Construction of new $32 million NPS maintenance and operations building, located off McFarland Hill Road at Acadia National Park headquarters, crowded out a small campground used by park seasonal workers with RVs and prompted the NPS to build the White Birches Camp off Seal Cove Road in the park. The maintenance building is set to open in late fall of 2025.
The shortage of seasonal workers at Acadia in recent years has delayed or prompted cuts in important projects that benefit visitors such as trail maintenance, facilities upkeep, habitat preservation and programs for visitors, according to Friends of Acadia and park officials.
Schneider said construction of the park’s new $32 million maintenance building at McFarland Hill headquarters took up space that was used by the park’s previous RV camp for volunteers and other staff. That necessitated the new RV camp, he said. The maintenance building was funded by the Great American Outdoors Act, signed by Donald Trump in 2020 and designed partly to pay for deferred maintenance at national parks and national forests.
Employees at Acadia worked overtime beyond their day jobs to build the White Birches Camp, Schneider said at the Acadia National Park Advisory Commission meeting this month.
“Our team worked really hard to make it happen,” Schneider said.
Progress cited in housing for seasonal workers at Acadia
Schneider said an additional 28 bedrooms for the NPS staff is well under construction on Harden Farm Road off Kebo Street in Bar Harbor and a solicitation for bids for another 28 units was expected this month.

Photo of the 1960s-style apartment units on Harden Farm Road, before construction began to ultimately turn these into 56 units for Acadia National Park seasonal employees.
“It has been extraordinary to see how much we have been able to expand our housing portfolio,” Schneider said. “It’s so critical to have the staff that we need.”
In 2023, Stiles, the FOA CEO, said that the National Park Service offered 78 units for seasonal employees but required 165.
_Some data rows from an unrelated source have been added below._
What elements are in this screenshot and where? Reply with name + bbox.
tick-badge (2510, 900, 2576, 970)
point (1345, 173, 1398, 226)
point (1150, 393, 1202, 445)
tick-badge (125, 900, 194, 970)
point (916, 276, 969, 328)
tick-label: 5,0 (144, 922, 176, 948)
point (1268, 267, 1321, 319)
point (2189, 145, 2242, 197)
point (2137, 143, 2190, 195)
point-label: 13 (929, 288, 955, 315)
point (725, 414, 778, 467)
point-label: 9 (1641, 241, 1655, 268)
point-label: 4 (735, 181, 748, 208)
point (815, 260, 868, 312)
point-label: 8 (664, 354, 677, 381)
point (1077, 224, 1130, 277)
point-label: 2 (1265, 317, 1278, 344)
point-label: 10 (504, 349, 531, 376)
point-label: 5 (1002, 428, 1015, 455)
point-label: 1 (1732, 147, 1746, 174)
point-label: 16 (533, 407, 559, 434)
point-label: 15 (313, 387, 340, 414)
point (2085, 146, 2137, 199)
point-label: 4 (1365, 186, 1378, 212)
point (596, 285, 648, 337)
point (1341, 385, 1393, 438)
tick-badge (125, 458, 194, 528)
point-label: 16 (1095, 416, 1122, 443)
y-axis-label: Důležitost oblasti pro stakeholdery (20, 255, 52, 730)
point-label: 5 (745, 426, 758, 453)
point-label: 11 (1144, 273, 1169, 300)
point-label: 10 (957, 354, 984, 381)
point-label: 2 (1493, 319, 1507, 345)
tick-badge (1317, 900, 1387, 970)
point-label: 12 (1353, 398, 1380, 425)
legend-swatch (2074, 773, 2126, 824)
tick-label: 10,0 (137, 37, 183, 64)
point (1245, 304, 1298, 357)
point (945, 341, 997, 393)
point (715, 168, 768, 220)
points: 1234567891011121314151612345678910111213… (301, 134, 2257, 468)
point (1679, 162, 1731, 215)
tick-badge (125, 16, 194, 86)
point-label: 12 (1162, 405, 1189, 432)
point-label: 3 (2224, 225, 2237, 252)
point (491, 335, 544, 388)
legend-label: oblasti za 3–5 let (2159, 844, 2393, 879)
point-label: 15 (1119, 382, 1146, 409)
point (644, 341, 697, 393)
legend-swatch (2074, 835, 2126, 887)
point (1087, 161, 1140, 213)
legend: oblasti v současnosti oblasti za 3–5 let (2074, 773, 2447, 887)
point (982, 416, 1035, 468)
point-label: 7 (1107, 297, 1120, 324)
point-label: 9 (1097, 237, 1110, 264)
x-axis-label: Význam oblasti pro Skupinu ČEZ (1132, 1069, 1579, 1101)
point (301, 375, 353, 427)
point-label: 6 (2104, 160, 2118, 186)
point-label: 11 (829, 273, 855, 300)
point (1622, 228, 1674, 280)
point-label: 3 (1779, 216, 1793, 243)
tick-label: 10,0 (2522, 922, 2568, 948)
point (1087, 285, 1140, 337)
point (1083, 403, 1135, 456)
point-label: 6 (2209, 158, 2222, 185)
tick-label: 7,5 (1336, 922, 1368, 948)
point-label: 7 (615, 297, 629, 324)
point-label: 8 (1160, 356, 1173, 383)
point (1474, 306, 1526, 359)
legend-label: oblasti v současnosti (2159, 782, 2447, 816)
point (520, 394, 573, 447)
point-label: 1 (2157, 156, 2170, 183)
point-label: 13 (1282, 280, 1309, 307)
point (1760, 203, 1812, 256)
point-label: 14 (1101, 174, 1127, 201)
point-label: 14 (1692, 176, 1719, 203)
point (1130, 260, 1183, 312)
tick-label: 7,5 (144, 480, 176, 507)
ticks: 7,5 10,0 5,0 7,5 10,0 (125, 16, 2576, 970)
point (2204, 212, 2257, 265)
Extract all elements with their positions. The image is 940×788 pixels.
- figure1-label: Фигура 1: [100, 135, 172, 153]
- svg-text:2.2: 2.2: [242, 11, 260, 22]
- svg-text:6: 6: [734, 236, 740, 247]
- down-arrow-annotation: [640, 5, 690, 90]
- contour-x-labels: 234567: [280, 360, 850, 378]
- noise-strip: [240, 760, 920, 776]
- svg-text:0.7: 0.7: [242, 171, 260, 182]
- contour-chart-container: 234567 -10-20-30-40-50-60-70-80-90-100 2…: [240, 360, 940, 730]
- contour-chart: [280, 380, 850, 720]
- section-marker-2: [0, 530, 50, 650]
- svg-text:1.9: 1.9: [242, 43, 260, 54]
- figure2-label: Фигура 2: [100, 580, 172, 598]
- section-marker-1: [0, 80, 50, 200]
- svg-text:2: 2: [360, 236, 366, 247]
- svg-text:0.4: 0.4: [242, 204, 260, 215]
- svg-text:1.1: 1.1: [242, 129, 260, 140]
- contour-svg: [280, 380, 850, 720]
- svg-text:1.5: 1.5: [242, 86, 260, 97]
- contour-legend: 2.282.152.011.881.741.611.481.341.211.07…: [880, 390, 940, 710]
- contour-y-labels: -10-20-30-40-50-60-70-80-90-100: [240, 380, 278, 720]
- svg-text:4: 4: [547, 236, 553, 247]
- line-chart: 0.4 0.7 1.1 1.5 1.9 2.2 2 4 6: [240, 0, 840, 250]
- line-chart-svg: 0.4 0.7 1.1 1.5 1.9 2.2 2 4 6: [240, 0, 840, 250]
Since then, in addition to the 56 NPS apartments on Harden Farm Road, Friends of Acadia helped fund the White Birches Camp, constructed eight bedrooms at Dane Farm in Seal Harbor, acquired six 2-bedroom town homes in Trenton, occupied by several Island Explorer employees this year, and the 10-bedroom Kingsleigh Inn in Southwest Harbor for seasonal workers at Acadia.
Dean Clifton, a volunteer at Acadia National Park who has a site at White Birches, said he loves the new camp for RVers like himself and his wife and that he likes working with the public at Acadia. Clifton has volunteered the past two years at the Maine National Park, after driving up from his home in Titusville, Fla.
“We really enjoy it,” said Clifton, a retired handyman from Florida, said of White Birches. “It benefits everyone including the visitor.”